Friday, 16 June 2023

La Hirondelle 43

 

Cool moist sand scrunches deliciously between my toes. As I explore the cove, off which Stargazer has anchored.


A brisk tide had ushered us through the islet studded inner Morbihan.


The breeze dormant; and forecast to remain so for the next several days. The sun radiating a humid heat, from behind a veil of cloud, which is just short of mist. 


As we near the entrance, at Port Navalo, the tidal swirls and eddies intensify. Stargazer's speed over ground rises from five, to seven, to ten knots. Her course zig zagging with the cross currents.


Until we are ejected, into a mirror calm Quiberon Bay. Where even the high speed Pogos are struggling to make way. This is a day for anchoring, not for passage making.

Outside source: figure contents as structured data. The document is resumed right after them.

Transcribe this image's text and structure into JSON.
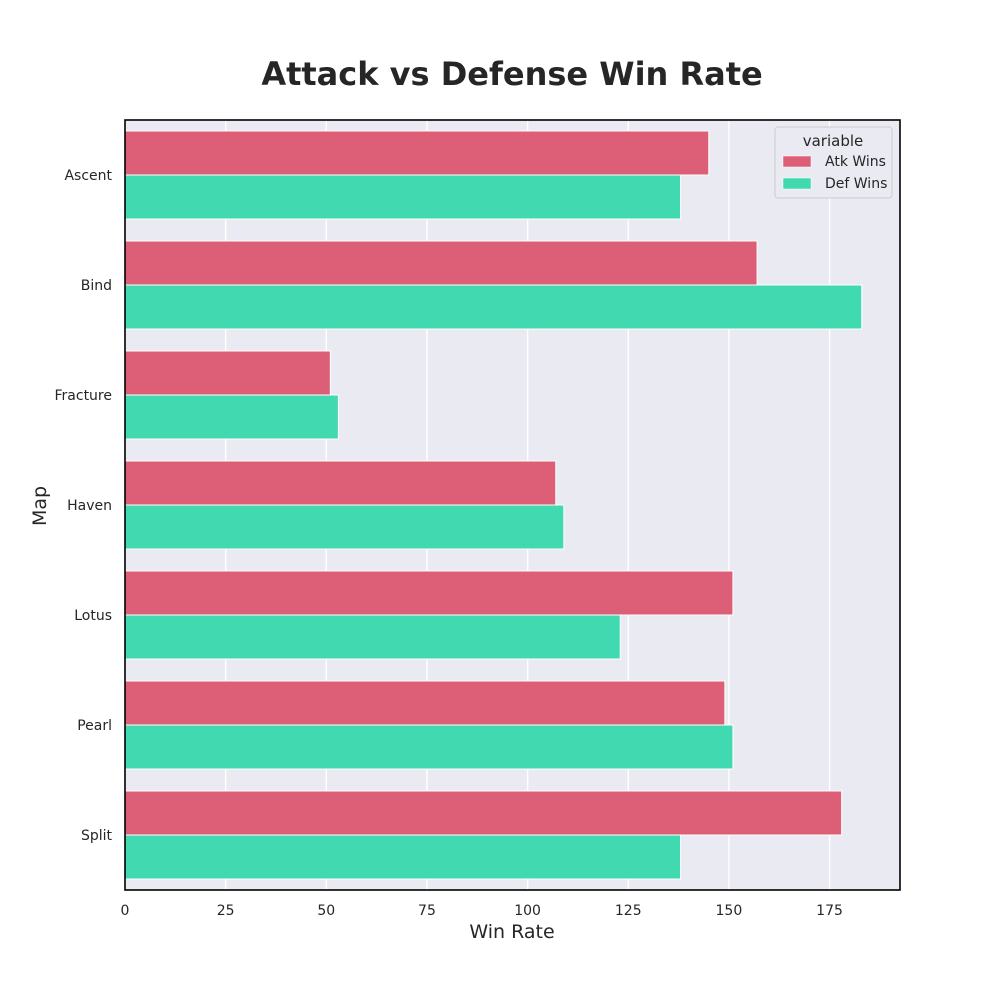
{
  "chart_data": {
    "type": "bar",
    "orientation": "horizontal",
    "title": "Attack vs Defense Win Rate",
    "xlabel": "Win Rate",
    "ylabel": "Map",
    "categories": [
      "Ascent",
      "Bind",
      "Fracture",
      "Haven",
      "Lotus",
      "Pearl",
      "Split"
    ],
    "series": [
      {
        "name": "Atk Wins",
        "color": "#dd5f77",
        "values": [
          145,
          157,
          51,
          107,
          151,
          149,
          178
        ]
      },
      {
        "name": "Def Wins",
        "color": "#40d9b0",
        "values": [
          138,
          183,
          53,
          109,
          123,
          151,
          138
        ]
      }
    ],
    "xlim": [
      0,
      192.5
    ],
    "xticks": [
      0,
      25,
      50,
      75,
      100,
      125,
      150,
      175
    ],
    "grid": true,
    "legend": {
      "title": "variable",
      "placement": "top-right"
    },
    "background_color": "#eaeaf2"
  }
}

Ahead lies the crab claw island of Houat. Boasting the 'best beach in Brittany,' at its eastern tip. A scimitar of silver sand, which AIS suggests is already heavily populated; before the weekend boats have begun to arrive.


 But Stargazer has some local knowledge. A sheltered bay, recommended by our Vannes berth neighbours, Antigua (a local boat, in the Wauquiez Centurion mould, preparing to leave for Madiera; orca attacks, or no).


 The glow, of a golden pocket of sand, embraced between two outstretched granite arms, welcomes Stargazer to Beg Run Er Vilin bay.


Shrill cries, of chevron plumed oystercatchers, and the soft surge, of the sea on the beach, echo in its stillness.